Chandrakar was murdered allegedly for reporting on alleged irregularities in a road construction project in Chhattisgarh’s Bijapur district. His body was found in a septic tank on the property of the road contractor.
“Journalists are being killed in record numbers at a time when access to information is more important than ever,” said Jodie Ginsberg, the chief executive of the Committee to Protect Journalists.
She added: “Attacks on the media are a leading indicator of attacks on other freedoms, and much more needs to be done to prevent these killings and punish the perpetrators. We are all at risk when journalists are killed for reporting the news.”

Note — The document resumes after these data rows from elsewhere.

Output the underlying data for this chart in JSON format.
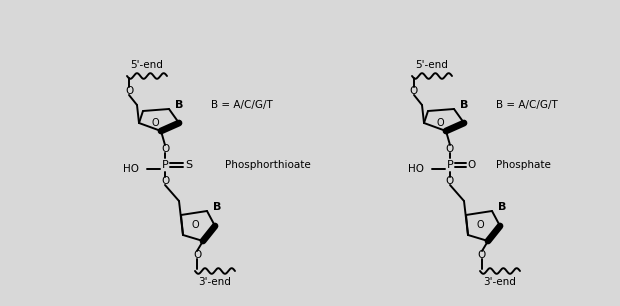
{
  "bg_color": "#d8d8d8",
  "lw": 1.4,
  "left_label": "Phosphorthioate",
  "right_label": "Phosphate",
  "b_eq": "B = A/C/G/T",
  "five_prime": "5'-end",
  "three_prime": "3'-end"
}
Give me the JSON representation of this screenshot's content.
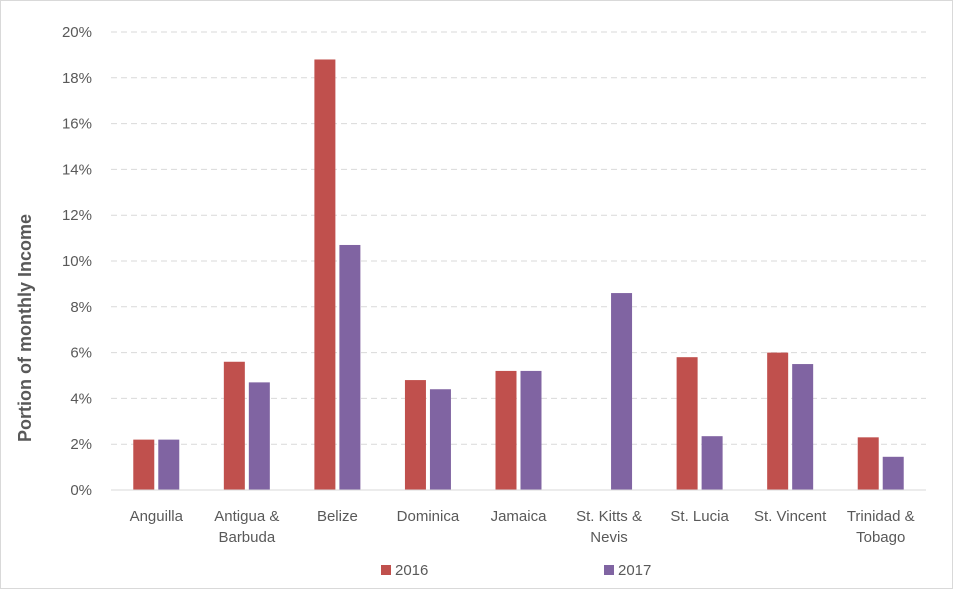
{
  "chart_data": {
    "type": "bar",
    "ylabel": "Portion of monthly Income",
    "ylim": [
      0,
      20
    ],
    "y_ticks": [
      0,
      2,
      4,
      6,
      8,
      10,
      12,
      14,
      16,
      18,
      20
    ],
    "y_tick_labels": [
      "0%",
      "2%",
      "4%",
      "6%",
      "8%",
      "10%",
      "12%",
      "14%",
      "16%",
      "18%",
      "20%"
    ],
    "categories": [
      [
        "Anguilla"
      ],
      [
        "Antigua &",
        "Barbuda"
      ],
      [
        "Belize"
      ],
      [
        "Dominica"
      ],
      [
        "Jamaica"
      ],
      [
        "St. Kitts &",
        "Nevis"
      ],
      [
        "St. Lucia"
      ],
      [
        "St. Vincent"
      ],
      [
        "Trinidad &",
        "Tobago"
      ]
    ],
    "series": [
      {
        "name": "2016",
        "color": "#c0504d",
        "values": [
          2.2,
          5.6,
          18.8,
          4.8,
          5.2,
          null,
          5.8,
          6.0,
          2.3
        ]
      },
      {
        "name": "2017",
        "color": "#8064a2",
        "values": [
          2.2,
          4.7,
          10.7,
          4.4,
          5.2,
          8.6,
          2.35,
          5.5,
          1.45
        ]
      }
    ],
    "grid": true,
    "legend": "bottom"
  }
}
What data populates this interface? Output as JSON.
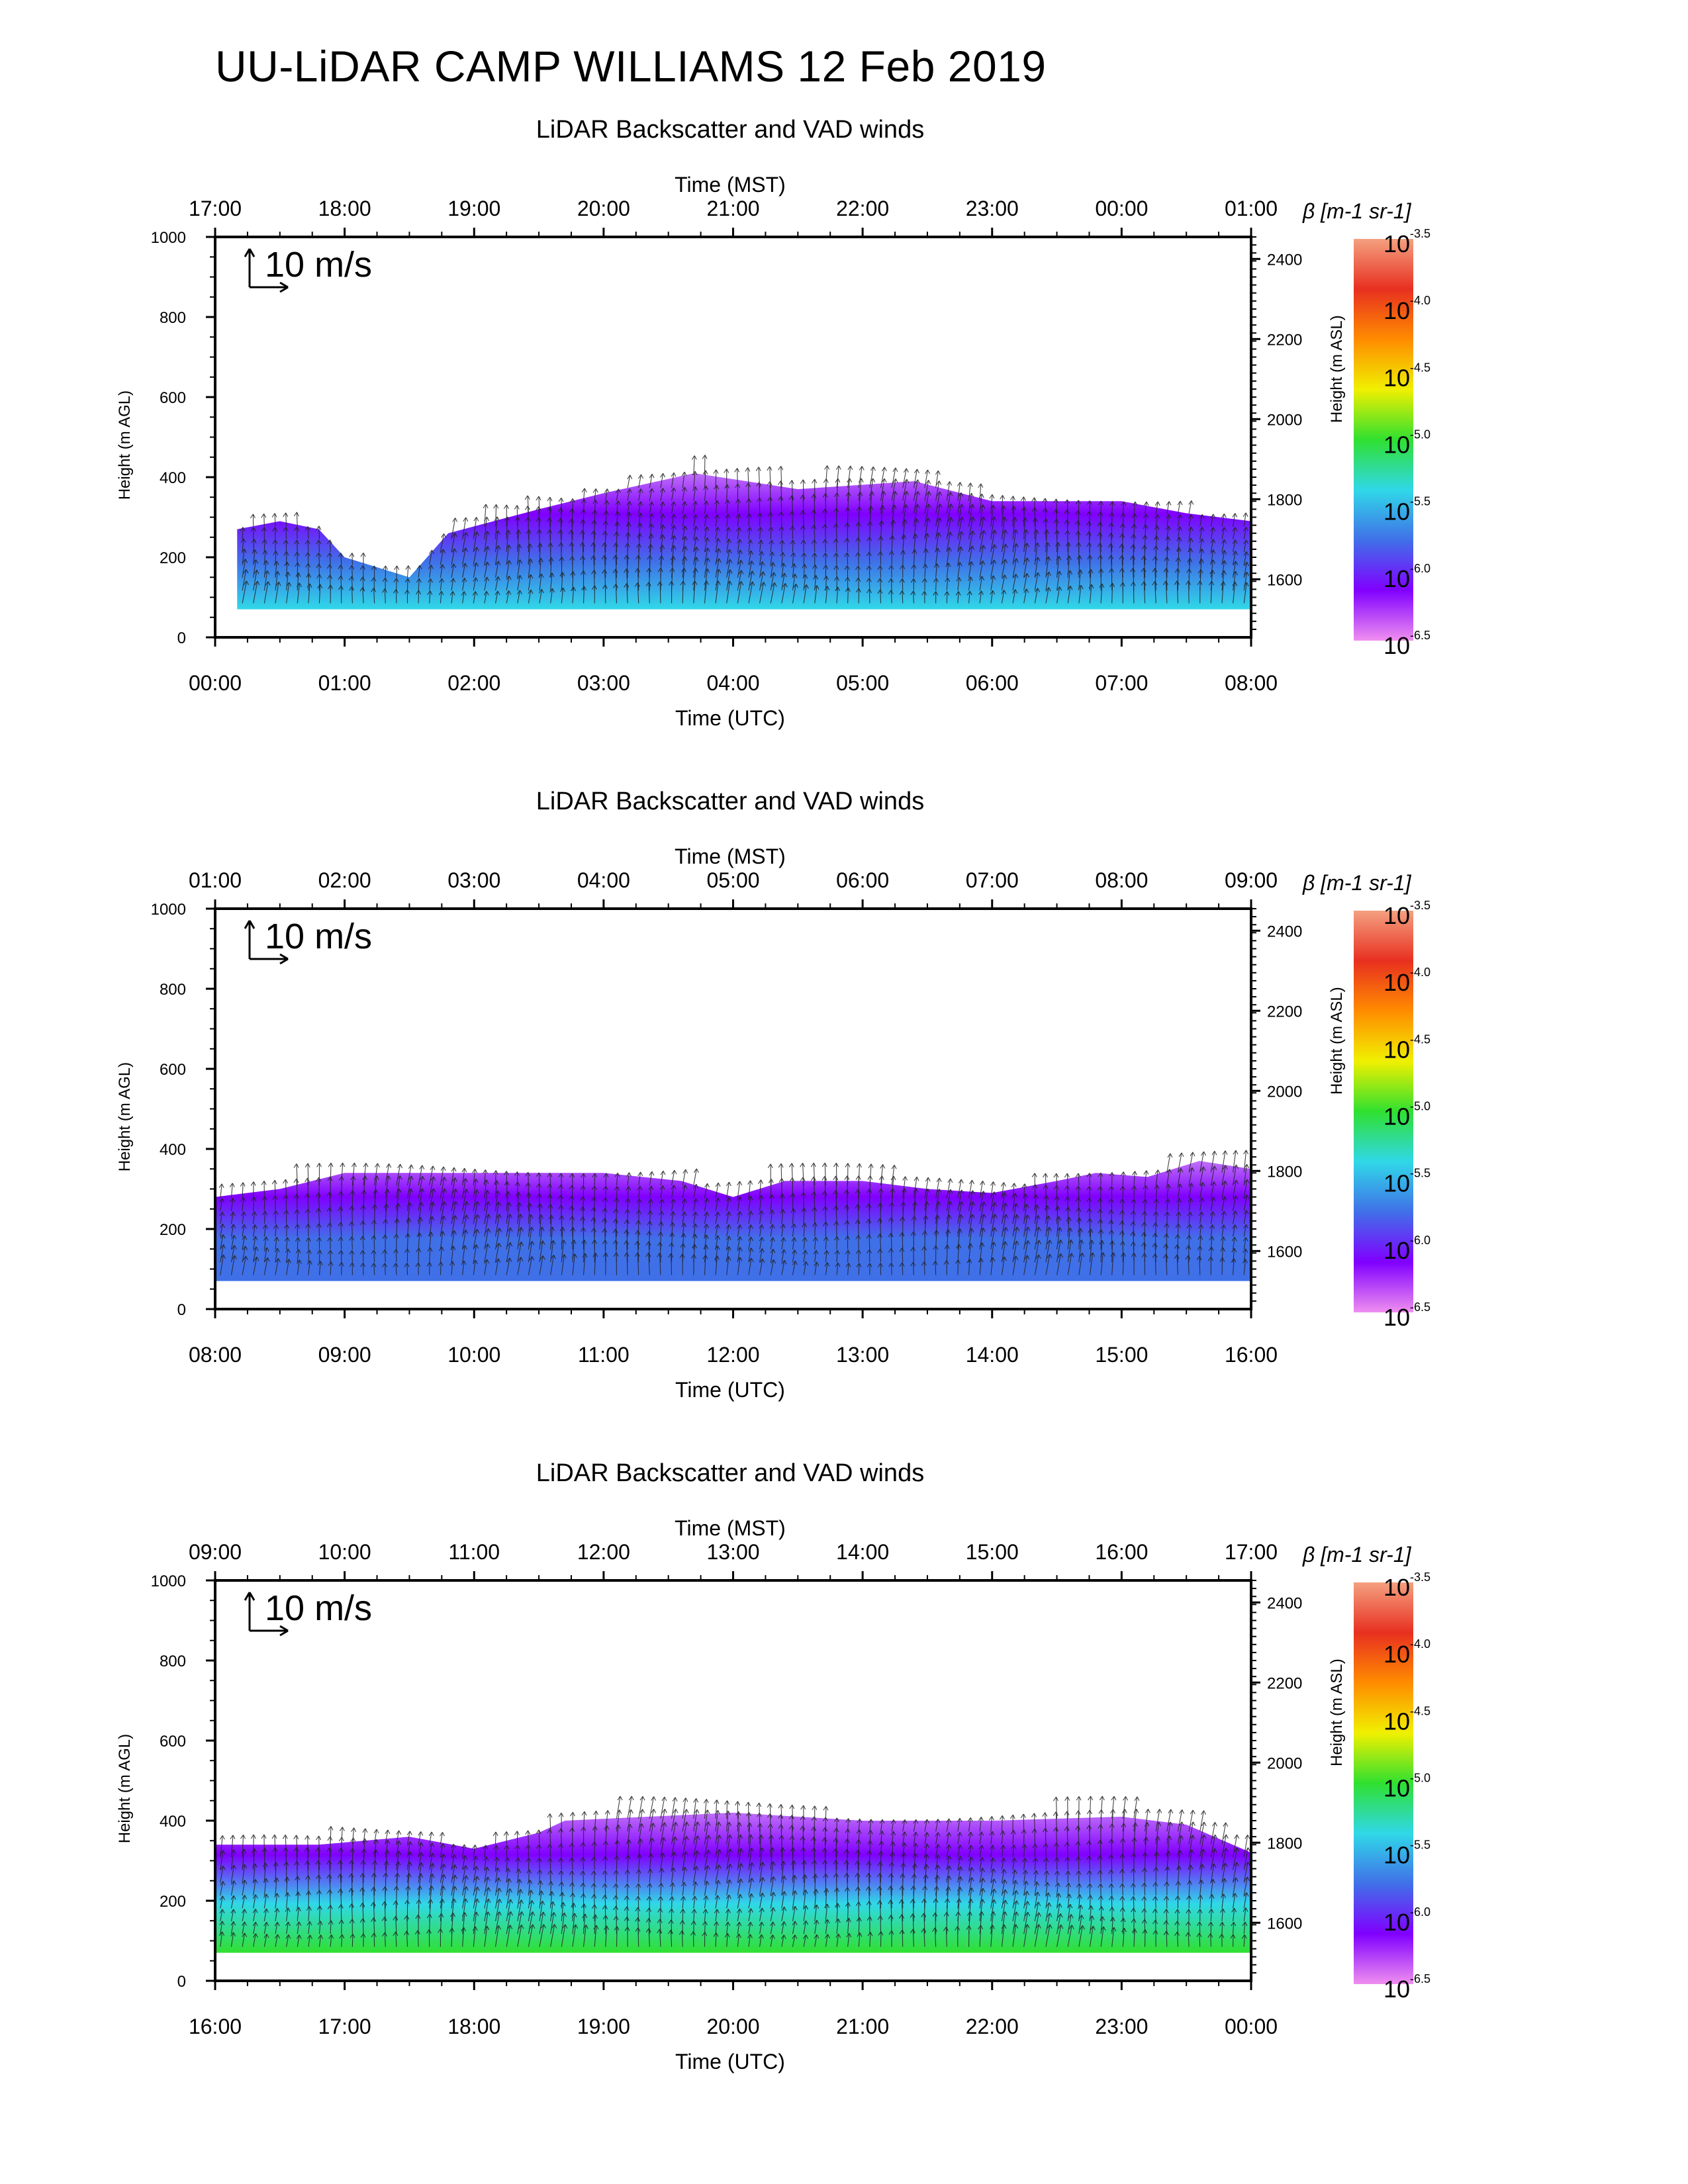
{
  "title": "UU-LiDAR CAMP WILLIAMS 12 Feb 2019",
  "panel_title": "LiDAR Backscatter and VAD winds",
  "top_axis_label": "Time (MST)",
  "bottom_axis_label": "Time (UTC)",
  "left_axis_label": "Height (m AGL)",
  "right_axis_label": "Height (m ASL)",
  "wind_scale_label": "10 m/s",
  "colorbar": {
    "label": "β [m-1 sr-1]",
    "tick_base": "10",
    "tick_exponents": [
      "-3.5",
      "-4.0",
      "-4.5",
      "-5.0",
      "-5.5",
      "-6.0",
      "-6.5"
    ],
    "colors": [
      "#f4a080",
      "#e83020",
      "#ff8c00",
      "#f0f000",
      "#30e030",
      "#30d8e8",
      "#4070e8",
      "#8000ff",
      "#f08ff0"
    ]
  },
  "chart_data": [
    {
      "type": "heatmap",
      "title": "LiDAR Backscatter and VAD winds",
      "xlabel": "Time (UTC)",
      "x2label": "Time (MST)",
      "ylabel": "Height (m AGL)",
      "y2label": "Height (m ASL)",
      "utc_ticks": [
        "00:00",
        "01:00",
        "02:00",
        "03:00",
        "04:00",
        "05:00",
        "06:00",
        "07:00",
        "08:00"
      ],
      "mst_ticks": [
        "17:00",
        "18:00",
        "19:00",
        "20:00",
        "21:00",
        "22:00",
        "23:00",
        "00:00",
        "01:00"
      ],
      "agl_ticks": [
        "0",
        "200",
        "400",
        "600",
        "800",
        "1000"
      ],
      "asl_ticks": [
        "1600",
        "1800",
        "2000",
        "2200",
        "2400"
      ],
      "ylim": [
        0,
        1000
      ],
      "y2lim": [
        1455,
        2455
      ],
      "colorbar_range_log10": [
        -6.5,
        -3.5
      ],
      "boundary_layer_top_m": [
        [
          0.17,
          270
        ],
        [
          0.5,
          290
        ],
        [
          0.8,
          270
        ],
        [
          1.0,
          200
        ],
        [
          1.5,
          150
        ],
        [
          1.8,
          260
        ],
        [
          2.5,
          320
        ],
        [
          3.0,
          360
        ],
        [
          3.7,
          410
        ],
        [
          4.5,
          370
        ],
        [
          5.4,
          390
        ],
        [
          6.0,
          340
        ],
        [
          7.0,
          340
        ],
        [
          7.5,
          310
        ],
        [
          8.0,
          290
        ]
      ],
      "core_log10_backscatter": -6.0
    },
    {
      "type": "heatmap",
      "title": "LiDAR Backscatter and VAD winds",
      "xlabel": "Time (UTC)",
      "x2label": "Time (MST)",
      "ylabel": "Height (m AGL)",
      "y2label": "Height (m ASL)",
      "utc_ticks": [
        "08:00",
        "09:00",
        "10:00",
        "11:00",
        "12:00",
        "13:00",
        "14:00",
        "15:00",
        "16:00"
      ],
      "mst_ticks": [
        "01:00",
        "02:00",
        "03:00",
        "04:00",
        "05:00",
        "06:00",
        "07:00",
        "08:00",
        "09:00"
      ],
      "agl_ticks": [
        "0",
        "200",
        "400",
        "600",
        "800",
        "1000"
      ],
      "asl_ticks": [
        "1600",
        "1800",
        "2000",
        "2200",
        "2400"
      ],
      "ylim": [
        0,
        1000
      ],
      "y2lim": [
        1455,
        2455
      ],
      "colorbar_range_log10": [
        -6.5,
        -3.5
      ],
      "boundary_layer_top_m": [
        [
          8.0,
          280
        ],
        [
          8.5,
          300
        ],
        [
          9.0,
          340
        ],
        [
          10.0,
          340
        ],
        [
          11.0,
          340
        ],
        [
          11.6,
          320
        ],
        [
          12.0,
          280
        ],
        [
          12.4,
          320
        ],
        [
          13.0,
          320
        ],
        [
          13.5,
          300
        ],
        [
          14.0,
          290
        ],
        [
          14.5,
          320
        ],
        [
          14.8,
          340
        ],
        [
          15.2,
          330
        ],
        [
          15.6,
          370
        ],
        [
          16.0,
          350
        ]
      ],
      "core_log10_backscatter": -6.1
    },
    {
      "type": "heatmap",
      "title": "LiDAR Backscatter and VAD winds",
      "xlabel": "Time (UTC)",
      "x2label": "Time (MST)",
      "ylabel": "Height (m AGL)",
      "y2label": "Height (m ASL)",
      "utc_ticks": [
        "16:00",
        "17:00",
        "18:00",
        "19:00",
        "20:00",
        "21:00",
        "22:00",
        "23:00",
        "00:00"
      ],
      "mst_ticks": [
        "09:00",
        "10:00",
        "11:00",
        "12:00",
        "13:00",
        "14:00",
        "15:00",
        "16:00",
        "17:00"
      ],
      "agl_ticks": [
        "0",
        "200",
        "400",
        "600",
        "800",
        "1000"
      ],
      "asl_ticks": [
        "1600",
        "1800",
        "2000",
        "2200",
        "2400"
      ],
      "ylim": [
        0,
        1000
      ],
      "y2lim": [
        1455,
        2455
      ],
      "colorbar_range_log10": [
        -6.5,
        -3.5
      ],
      "boundary_layer_top_m": [
        [
          16.0,
          340
        ],
        [
          16.8,
          340
        ],
        [
          17.5,
          360
        ],
        [
          18.0,
          330
        ],
        [
          18.5,
          370
        ],
        [
          18.7,
          400
        ],
        [
          20.0,
          420
        ],
        [
          21.0,
          400
        ],
        [
          22.0,
          400
        ],
        [
          23.0,
          410
        ],
        [
          23.5,
          390
        ],
        [
          24.0,
          320
        ]
      ],
      "core_log10_backscatter": -5.6
    }
  ]
}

In the report, the organisation noted that the number of conflicts worldwide is at the highest level since World War 2. This has also increased the risks for journalists, “both because of the dangers inherent in conflict reporting – and because, increasingly, journalists are deliberately targeted”, it said.
The report pointed out that in Sudan, nine journalists and media workers were killed in 2025, an increase from six in 2024 and one in 2023 as the civil war in the country entered its third year.
In Ukraine, four journalists were killed by Russian military drones, the highest annual number of press fatalities in the war since 2022, it added.
“Within the context of rising conflict worldwide, Israel’s disregard for the lives of journalists – and the international laws intended to protect them – is, however, unparalleled,” the report stated.
It added: “With much contemporaneous evidence now destroyed, the true number of Palestinian journalists in Gaza who were deliberately targeted by Israel may never be known.”
The report came almost two months after the International Federation of Journalists said that 533 journalists had been imprisoned for their work during 2025.
In a report on December 31, the federation said that the Asia-Pacific region had the largest share of journalists who had been jailed. Of the 277 journalists jailed in the region, 143 were in China and 49 in Myanmar.
In 2024, the federation had documented 122 deaths of journalists and 516 having been imprisoned.